03 - In a large mixing bowl, combine ricotta, one beaten egg, grated cheese, thyme, salt, and pepper. Mix until well incorporated. Gently fold in roasted cauliflower, roasted butternut squash, and sautéed onion, garlic, and kale.
04 - Remove dough from refrigerator and allow to rest at room temperature for 10 minutes. On a sheet of parchment paper, roll dough into a 35 cm (14-inch) circle. Transfer parchment and dough to a rimmed baking sheet.
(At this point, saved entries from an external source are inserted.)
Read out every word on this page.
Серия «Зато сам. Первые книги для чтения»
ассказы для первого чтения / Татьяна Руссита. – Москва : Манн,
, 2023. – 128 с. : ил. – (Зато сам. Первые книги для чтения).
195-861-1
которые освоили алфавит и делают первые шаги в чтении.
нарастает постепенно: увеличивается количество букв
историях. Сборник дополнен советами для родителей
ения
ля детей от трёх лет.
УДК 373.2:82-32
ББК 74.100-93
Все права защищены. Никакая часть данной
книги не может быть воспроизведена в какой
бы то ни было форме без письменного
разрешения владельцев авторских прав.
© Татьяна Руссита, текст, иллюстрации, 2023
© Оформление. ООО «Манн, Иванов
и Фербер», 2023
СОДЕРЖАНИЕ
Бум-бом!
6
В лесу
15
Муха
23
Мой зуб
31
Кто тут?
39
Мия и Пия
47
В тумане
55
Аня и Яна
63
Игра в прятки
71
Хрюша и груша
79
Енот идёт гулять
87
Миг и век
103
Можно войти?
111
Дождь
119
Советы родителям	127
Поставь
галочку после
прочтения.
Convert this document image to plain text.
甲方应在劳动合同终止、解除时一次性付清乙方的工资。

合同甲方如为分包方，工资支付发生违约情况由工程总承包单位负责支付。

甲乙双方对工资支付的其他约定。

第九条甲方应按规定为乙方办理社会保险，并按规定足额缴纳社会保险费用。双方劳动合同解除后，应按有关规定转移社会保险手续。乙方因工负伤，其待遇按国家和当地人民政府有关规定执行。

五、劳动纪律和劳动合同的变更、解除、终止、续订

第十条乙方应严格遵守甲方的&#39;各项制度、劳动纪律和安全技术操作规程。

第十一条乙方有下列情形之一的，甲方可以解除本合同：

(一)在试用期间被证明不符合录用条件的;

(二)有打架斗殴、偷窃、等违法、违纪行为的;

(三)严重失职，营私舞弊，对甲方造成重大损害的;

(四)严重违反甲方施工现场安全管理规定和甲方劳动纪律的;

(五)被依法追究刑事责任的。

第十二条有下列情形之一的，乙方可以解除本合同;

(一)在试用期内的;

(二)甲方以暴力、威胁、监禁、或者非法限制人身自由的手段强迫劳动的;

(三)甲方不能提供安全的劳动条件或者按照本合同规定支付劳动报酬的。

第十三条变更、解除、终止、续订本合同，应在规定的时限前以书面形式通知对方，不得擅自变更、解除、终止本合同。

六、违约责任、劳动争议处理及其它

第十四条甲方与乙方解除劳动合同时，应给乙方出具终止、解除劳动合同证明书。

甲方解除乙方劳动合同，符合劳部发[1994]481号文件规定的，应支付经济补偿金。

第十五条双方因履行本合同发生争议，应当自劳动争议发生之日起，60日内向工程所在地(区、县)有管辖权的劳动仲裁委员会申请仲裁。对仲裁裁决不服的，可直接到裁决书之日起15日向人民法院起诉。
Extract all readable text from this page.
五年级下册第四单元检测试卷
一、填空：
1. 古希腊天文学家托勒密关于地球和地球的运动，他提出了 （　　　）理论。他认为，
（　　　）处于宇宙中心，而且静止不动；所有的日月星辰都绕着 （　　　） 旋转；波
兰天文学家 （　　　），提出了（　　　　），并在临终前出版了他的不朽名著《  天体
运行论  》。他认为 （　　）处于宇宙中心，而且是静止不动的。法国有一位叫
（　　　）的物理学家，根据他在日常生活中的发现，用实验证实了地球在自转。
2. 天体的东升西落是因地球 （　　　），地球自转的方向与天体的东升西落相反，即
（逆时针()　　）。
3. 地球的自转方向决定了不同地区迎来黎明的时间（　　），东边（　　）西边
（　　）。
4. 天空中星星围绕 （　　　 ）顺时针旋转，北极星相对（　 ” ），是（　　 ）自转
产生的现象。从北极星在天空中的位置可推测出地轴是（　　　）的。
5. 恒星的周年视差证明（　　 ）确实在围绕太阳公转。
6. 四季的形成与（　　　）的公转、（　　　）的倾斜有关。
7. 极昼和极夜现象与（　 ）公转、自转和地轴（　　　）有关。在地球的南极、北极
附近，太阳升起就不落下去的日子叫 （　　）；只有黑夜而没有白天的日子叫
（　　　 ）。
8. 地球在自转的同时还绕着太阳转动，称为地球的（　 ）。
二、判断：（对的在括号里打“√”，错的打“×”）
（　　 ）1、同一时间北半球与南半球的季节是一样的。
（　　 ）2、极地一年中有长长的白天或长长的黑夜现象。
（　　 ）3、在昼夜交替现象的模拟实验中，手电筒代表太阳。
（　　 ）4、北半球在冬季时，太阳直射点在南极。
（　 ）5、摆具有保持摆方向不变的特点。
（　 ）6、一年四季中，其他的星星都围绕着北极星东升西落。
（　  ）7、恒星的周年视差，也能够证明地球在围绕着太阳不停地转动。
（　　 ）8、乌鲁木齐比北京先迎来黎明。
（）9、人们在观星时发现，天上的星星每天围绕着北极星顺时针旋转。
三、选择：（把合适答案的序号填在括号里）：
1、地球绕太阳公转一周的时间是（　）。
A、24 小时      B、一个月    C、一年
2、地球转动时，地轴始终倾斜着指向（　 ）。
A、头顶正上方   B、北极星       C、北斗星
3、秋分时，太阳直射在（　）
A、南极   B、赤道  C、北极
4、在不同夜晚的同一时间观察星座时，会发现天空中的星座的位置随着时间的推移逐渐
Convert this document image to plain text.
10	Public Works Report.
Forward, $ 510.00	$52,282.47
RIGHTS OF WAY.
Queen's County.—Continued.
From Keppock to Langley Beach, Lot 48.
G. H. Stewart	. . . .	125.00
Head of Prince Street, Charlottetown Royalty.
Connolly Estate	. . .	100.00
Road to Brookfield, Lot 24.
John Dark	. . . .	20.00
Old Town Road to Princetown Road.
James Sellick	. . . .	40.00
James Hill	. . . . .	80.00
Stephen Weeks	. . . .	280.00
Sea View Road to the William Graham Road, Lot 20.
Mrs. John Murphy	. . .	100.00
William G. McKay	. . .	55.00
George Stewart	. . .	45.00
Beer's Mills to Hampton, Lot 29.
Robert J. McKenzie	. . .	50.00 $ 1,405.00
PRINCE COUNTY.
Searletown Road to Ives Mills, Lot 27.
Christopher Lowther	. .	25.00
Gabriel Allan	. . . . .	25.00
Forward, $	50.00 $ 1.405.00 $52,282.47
05 - Spread ricotta and vegetable mixture onto the dough, leaving a 5 cm border. Fold the outer edges over the filling, pleating as needed to enclose. Brush the crust with the remaining beaten egg. Sprinkle extra grated cheese and ground black pepper over the crust. Drizzle olive oil lightly over the top.
06 - Bake in a preheated oven at 200°C for 35–40 minutes, or until the crust is a deep golden brown and the filling is set. Allow to cool slightly before slicing and serving.

# Extra Tips:

01 - Ensure the ricotta is well-drained to prevent excess moisture in the filling.
02 - The galette dough can be made ahead and refrigerated up to a day in advance.